Later on, travelling the world from one its corner to another, I have to meet more and more people like Fanja who, in my understanding, are also hosting some sparks from the souls of the Country of Six Million. It is explicable, as all those souls were not leaving the bodies which they had inhabited, due to natural causes, nor more or less in the way it is happening in life usually. They were thorn away, abruptly and gruesomely, by those who loved or obeyed the evil. They had to live somehow and somewhere, those thorn away souls. Each of them had its own destined time to be in someone’s body.
I also met and still am meeting so many people who each has the Holocaust story to tell, the survivors, their children and grandchildren. And every single of those stories I have heard is ought to be written and remembered. Each of them is unique, extraordinary and magnetic. Because each of them is about human spirit. Each of them is breathing life, even in death.
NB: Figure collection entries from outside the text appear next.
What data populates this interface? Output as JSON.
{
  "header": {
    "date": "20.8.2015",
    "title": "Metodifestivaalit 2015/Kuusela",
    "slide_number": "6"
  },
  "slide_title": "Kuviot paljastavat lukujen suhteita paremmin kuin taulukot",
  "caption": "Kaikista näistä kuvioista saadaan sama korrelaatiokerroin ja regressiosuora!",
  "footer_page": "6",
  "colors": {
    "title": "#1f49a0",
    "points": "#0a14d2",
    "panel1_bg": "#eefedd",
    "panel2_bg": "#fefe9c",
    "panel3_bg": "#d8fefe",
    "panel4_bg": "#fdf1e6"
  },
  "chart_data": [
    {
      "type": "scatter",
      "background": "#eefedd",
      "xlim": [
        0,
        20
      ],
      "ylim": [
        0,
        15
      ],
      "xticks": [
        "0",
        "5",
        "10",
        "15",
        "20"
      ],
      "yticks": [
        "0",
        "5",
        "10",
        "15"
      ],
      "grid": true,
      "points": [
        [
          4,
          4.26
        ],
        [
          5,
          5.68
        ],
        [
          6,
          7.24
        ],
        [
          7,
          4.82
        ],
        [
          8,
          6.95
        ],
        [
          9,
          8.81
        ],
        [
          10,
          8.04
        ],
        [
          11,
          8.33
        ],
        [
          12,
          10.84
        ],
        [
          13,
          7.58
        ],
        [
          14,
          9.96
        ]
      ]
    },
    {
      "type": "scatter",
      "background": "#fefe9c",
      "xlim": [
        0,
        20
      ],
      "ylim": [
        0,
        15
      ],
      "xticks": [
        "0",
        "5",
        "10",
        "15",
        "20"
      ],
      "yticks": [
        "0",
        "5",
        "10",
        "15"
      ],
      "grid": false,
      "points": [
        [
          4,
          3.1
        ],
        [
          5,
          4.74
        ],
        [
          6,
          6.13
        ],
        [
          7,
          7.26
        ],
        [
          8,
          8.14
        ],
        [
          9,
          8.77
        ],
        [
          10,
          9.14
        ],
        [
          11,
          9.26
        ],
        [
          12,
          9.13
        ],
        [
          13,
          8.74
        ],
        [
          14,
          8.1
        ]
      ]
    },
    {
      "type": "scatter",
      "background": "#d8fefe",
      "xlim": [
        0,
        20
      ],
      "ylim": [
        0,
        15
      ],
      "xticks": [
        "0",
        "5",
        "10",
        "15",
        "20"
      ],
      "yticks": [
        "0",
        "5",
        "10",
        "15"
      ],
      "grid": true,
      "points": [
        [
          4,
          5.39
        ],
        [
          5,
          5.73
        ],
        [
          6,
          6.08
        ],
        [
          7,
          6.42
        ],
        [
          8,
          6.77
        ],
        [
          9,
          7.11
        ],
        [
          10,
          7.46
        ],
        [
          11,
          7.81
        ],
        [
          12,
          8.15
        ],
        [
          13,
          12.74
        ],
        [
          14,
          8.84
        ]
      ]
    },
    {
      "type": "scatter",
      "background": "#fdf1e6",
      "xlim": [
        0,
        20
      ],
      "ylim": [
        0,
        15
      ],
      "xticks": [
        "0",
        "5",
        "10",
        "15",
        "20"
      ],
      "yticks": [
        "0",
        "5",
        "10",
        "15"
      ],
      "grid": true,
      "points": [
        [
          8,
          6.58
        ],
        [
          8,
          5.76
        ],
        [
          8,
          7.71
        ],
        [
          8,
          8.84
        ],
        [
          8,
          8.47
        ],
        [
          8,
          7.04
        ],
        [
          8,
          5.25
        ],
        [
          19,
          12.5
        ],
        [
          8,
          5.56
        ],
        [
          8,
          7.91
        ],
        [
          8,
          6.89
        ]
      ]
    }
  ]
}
So I found myself in that cattle wagon in Chicago. It was as dark inside, as one can imagine the darkness in one child’s fears. But it was more than dark. The blackness inside the wagon was the entire world. It was the air, the home, the dream, the day and the night. It was the only thing existing. And I was yet sparred from non-stops screams around me in the overcrowded wagon, from smells, from suffocation. I was sparred from a total sweeping despair, my own, atop of everyone’s around me. But staying in that cattle wagon of the Deutsche Bahn with the time rapidly running back, so I could hear its beat more loudly than my own heart’s jumping, I remembered very vividly the words of the Viktor Frankl’s account of him and people around him taken in the similar wagon on their way to Auschwitz, and how much did he struggled to get a chance to have a momentarily glance from that small window with nasty metal bars over it, towards his city disappearing in the view with no time at all…
When I stepped out the wagon, I felt that my understanding of how my fellow Jewish people and all the other victims of the Nazi feast of evil were feeling at the time of that massive attack against humanity, was almost completed. I knew no time distance from the events in mid-1940 any longer. It all was happening now.